Dancing Can Reverse The Signs Of Aging In The Brain, Study Finds

by DailyHealthPost Editorial

dancing aging brain
dancing aging brain

Researchers have known for years that age-related degeneration in brain structure and cognitive impairment can be mitigated, and neuroplasticity improved, with physical activity. This is especially true of dancing because it requires more than just motor skills; there is more “thinking” associated with it. It turns out that dancing is not just fun, but it’s also good for your brain. 

How Dancing Protects Your Brain

You don’t have to be a party lover to enjoy dancing. In fact, if you find jogging or running tedious, dancing can be just as good or even better at keeping you young. And you’re about to find out why.

A study published in “Frontiers in Human Neuroscience,” compared various dancing styles, such as Jazz and Latin-American, with traditional exercise. Individuals who took part in the study had an average age of 68. After 18 months of weekly choreographed dance routines, researchers found that the brain structure of all participants had made dramatic improvements. Especially, in the hippocampus area. (1)


The hippocampus is the region in our brain that is crucial for creating new memories and is also associated with learning and emotions. This is very welcoming news for those concerned with age-related brain degeneration, such as Alzheimer’s or memory loss.

Dancing Improves Physical and Brain Health

On top of strengthening the area of your brain involved with memory (hippocampus), dancing also improves endurance, flexibility, balance and body coordination. Many times, an injury caused by falling can be fatal to elderly people. One in three adults aged 50 and over dies within 12 months of suffering a hip fracture. (2)

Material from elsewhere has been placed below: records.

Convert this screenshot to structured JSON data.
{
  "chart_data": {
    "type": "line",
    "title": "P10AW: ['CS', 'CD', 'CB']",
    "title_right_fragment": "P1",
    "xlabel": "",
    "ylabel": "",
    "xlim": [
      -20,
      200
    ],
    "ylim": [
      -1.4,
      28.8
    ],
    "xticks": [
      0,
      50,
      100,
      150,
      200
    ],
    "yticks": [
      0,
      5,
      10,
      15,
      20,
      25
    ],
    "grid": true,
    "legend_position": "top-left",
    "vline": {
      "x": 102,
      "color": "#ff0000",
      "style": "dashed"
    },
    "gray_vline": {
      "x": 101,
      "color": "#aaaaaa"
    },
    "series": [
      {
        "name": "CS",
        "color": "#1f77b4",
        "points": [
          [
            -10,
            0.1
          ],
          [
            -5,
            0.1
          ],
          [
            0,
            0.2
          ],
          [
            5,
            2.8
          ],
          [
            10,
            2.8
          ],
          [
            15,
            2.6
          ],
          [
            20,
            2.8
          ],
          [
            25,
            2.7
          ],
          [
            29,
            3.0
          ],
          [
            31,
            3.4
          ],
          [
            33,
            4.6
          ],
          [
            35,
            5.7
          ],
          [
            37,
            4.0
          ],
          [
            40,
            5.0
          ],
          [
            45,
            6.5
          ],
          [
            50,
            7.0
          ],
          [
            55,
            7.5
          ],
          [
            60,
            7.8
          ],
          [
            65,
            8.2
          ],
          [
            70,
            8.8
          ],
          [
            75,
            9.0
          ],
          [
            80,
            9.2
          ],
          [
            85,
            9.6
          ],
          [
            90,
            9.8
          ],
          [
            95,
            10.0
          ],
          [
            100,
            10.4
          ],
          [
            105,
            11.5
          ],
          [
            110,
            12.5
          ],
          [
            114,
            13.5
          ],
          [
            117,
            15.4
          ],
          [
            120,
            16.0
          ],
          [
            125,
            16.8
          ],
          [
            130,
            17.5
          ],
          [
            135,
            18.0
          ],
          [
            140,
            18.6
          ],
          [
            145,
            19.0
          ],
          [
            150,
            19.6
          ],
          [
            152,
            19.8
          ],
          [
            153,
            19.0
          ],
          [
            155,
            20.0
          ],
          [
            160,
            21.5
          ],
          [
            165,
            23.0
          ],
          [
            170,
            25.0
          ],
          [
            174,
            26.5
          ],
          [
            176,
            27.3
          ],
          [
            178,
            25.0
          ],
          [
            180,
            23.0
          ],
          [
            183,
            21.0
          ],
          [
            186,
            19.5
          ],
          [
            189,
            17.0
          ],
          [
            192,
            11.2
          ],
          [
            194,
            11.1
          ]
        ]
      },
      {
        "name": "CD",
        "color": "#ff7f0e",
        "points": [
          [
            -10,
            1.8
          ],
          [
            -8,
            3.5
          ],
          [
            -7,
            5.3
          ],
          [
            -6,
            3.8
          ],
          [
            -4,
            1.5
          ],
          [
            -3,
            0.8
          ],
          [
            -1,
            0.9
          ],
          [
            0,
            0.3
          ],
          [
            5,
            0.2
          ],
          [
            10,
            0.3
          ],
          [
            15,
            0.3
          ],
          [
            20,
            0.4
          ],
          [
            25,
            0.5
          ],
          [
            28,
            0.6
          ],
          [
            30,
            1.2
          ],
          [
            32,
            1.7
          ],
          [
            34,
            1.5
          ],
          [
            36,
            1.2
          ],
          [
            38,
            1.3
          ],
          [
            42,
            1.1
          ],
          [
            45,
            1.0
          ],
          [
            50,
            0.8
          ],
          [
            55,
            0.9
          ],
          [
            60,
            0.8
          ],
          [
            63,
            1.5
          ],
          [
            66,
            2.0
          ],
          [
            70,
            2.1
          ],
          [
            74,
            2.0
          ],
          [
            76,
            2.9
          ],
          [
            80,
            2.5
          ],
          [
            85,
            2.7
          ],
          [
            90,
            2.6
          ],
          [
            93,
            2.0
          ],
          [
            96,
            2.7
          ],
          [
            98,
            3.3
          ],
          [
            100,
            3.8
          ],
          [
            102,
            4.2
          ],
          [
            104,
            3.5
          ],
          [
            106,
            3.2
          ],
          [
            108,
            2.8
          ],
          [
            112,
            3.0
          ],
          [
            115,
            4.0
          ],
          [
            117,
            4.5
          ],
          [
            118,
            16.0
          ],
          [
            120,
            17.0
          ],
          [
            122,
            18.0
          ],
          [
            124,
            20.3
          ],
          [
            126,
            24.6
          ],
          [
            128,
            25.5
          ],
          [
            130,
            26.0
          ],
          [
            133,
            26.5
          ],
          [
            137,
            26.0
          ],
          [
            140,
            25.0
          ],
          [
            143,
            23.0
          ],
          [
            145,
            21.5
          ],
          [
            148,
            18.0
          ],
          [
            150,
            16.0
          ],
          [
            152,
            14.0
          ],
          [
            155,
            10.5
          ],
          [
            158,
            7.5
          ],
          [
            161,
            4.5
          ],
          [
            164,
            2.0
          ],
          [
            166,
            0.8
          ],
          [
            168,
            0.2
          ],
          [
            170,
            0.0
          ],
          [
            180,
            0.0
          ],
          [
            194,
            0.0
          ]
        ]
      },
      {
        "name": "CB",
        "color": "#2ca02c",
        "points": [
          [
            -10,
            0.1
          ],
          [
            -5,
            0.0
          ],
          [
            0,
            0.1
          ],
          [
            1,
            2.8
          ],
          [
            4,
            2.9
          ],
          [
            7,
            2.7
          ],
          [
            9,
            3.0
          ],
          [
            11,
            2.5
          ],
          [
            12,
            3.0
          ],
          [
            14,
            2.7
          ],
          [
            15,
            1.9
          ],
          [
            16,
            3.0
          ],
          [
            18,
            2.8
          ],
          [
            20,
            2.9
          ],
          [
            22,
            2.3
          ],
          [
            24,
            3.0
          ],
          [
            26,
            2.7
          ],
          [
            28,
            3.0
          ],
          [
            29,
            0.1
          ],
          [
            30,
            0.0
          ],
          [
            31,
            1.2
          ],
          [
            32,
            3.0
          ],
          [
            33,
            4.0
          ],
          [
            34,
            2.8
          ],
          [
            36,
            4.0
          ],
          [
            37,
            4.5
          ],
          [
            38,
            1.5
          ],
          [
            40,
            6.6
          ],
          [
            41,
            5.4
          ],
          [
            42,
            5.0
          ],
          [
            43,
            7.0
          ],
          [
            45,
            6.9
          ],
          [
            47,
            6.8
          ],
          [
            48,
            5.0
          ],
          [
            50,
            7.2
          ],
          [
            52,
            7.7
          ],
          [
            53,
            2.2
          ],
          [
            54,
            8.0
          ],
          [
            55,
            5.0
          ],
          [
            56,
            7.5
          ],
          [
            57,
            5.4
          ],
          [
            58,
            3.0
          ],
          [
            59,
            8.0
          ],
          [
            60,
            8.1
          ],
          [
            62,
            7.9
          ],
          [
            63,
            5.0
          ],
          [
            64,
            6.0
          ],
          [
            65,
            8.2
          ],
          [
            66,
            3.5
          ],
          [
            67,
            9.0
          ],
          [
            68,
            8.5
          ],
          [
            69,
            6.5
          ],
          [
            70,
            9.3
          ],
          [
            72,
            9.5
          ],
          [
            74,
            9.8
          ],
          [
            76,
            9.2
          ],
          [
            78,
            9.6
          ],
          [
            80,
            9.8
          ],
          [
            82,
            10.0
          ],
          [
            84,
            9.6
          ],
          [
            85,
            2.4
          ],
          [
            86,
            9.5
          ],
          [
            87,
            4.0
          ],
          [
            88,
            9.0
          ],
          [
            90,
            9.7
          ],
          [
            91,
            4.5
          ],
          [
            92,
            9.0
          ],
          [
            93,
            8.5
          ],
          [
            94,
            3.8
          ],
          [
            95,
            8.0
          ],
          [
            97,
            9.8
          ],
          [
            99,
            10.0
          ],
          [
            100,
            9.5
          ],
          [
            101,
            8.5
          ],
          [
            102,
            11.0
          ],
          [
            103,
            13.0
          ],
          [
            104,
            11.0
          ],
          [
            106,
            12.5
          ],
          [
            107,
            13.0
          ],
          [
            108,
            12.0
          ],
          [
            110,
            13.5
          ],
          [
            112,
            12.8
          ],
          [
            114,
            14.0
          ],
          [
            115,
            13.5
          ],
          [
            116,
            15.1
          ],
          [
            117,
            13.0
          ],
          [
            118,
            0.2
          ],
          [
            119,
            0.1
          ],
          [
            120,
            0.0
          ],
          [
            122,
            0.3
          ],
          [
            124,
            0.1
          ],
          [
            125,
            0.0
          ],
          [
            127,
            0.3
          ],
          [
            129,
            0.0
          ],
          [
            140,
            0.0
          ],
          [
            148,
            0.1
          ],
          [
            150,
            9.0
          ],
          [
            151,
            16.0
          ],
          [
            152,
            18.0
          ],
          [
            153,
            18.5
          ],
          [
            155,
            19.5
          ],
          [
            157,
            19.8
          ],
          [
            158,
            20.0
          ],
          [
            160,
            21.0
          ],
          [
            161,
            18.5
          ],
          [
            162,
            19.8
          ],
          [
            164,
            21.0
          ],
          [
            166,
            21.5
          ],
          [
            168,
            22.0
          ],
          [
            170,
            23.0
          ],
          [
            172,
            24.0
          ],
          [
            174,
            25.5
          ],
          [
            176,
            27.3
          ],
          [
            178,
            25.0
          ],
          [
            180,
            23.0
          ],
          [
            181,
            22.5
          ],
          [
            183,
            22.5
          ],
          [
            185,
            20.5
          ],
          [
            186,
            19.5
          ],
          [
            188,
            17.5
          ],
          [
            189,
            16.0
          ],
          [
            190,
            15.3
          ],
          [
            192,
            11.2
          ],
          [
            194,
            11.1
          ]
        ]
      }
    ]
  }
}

“Dancing seems to be a promising intervention for both improving balance and brain structure in the elderly. It combines aerobic fitness, sensorimotor skills and cognitive demands while at the same time the risk of injuries is low,” the study states.

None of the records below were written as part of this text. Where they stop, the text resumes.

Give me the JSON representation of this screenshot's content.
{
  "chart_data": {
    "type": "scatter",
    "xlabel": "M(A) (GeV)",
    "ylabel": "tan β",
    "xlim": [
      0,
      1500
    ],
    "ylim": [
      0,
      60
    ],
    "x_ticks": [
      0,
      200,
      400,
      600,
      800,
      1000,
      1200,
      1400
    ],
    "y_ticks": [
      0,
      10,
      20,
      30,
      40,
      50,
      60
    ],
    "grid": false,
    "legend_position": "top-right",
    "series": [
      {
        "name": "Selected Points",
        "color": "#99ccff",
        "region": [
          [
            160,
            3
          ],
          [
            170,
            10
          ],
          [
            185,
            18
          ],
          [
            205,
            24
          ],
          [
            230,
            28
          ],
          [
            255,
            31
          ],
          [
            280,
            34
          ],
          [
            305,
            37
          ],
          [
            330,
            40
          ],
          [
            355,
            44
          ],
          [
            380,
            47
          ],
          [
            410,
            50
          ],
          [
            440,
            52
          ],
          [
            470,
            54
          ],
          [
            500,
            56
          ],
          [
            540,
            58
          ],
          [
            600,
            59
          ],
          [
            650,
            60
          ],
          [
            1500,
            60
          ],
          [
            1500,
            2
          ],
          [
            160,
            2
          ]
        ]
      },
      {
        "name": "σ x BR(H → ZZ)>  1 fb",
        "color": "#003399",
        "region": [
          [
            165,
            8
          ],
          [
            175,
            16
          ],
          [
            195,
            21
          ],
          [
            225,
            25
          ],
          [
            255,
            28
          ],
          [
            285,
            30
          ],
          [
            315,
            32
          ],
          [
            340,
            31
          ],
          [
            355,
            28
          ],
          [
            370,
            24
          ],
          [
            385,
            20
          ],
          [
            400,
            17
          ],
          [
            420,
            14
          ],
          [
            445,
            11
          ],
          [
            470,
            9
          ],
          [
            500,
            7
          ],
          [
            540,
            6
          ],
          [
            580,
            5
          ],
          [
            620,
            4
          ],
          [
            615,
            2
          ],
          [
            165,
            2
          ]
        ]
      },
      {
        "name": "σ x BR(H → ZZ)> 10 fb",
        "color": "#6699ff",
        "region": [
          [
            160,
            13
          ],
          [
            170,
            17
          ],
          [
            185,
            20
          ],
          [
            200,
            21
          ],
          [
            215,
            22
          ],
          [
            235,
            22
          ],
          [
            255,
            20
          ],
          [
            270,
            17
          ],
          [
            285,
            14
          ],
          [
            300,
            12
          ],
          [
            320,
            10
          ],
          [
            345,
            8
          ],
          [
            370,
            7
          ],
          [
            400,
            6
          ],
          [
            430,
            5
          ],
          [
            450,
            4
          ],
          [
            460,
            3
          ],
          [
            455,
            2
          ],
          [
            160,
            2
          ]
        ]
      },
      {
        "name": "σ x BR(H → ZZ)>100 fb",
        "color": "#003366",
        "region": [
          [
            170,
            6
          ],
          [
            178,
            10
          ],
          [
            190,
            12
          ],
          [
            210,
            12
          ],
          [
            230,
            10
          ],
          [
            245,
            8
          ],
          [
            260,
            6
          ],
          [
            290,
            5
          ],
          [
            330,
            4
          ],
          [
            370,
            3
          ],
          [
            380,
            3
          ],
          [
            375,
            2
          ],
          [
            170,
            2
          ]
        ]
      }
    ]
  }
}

Having to remember dance steps, holding on to your partner the right way to execute a turn, having to recognize the beat and move in tandem, or just “feeling” the rhythm of the music and moving on your own, are all sensorimotor demands.

Researchers believe the improvements in balance may be due to learning choreography, which requires having to coordinate footsteps and arm patterns along with speed and rhythm changes.

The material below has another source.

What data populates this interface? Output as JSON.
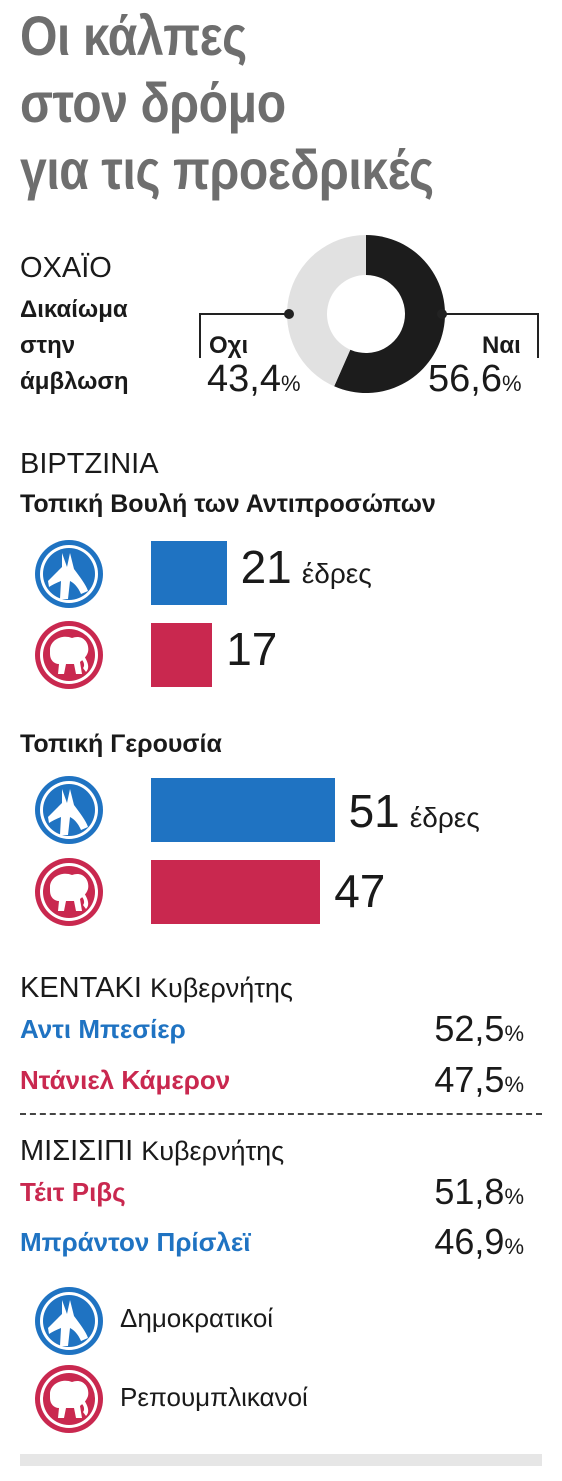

The social aspect of dancing should not be underestimated either. Dancing involves other people and can reduce feelings of isolation and social stress, which can contribute to depression and cognitive decline.


Regardless of which genre you learn, dancing is a multi-tasking activity that combines cognitive, physical and social aspects all into one. It’s this unique synergy of components that make dancing so effective at slowing down the effects of aging in the brain.

Dance Like No One’s Watching!

The positive benefits of dance on aging and health are the real deal. With so many studies being doe on the subject, we ought to be dancing as much as we can.

Don’t like to dance? No problem, just think of it as enhancing your brain power and a way to keep healthy and fit. There’s no better time to start than now. 

Join a class or learn by yourself. Learn a dance step or two. Practice it until you get bored and move on to a new move even if you haven’t mastered the previous one. Just keep moving forward and keep practicing. Whatever you do, just remember to have fun!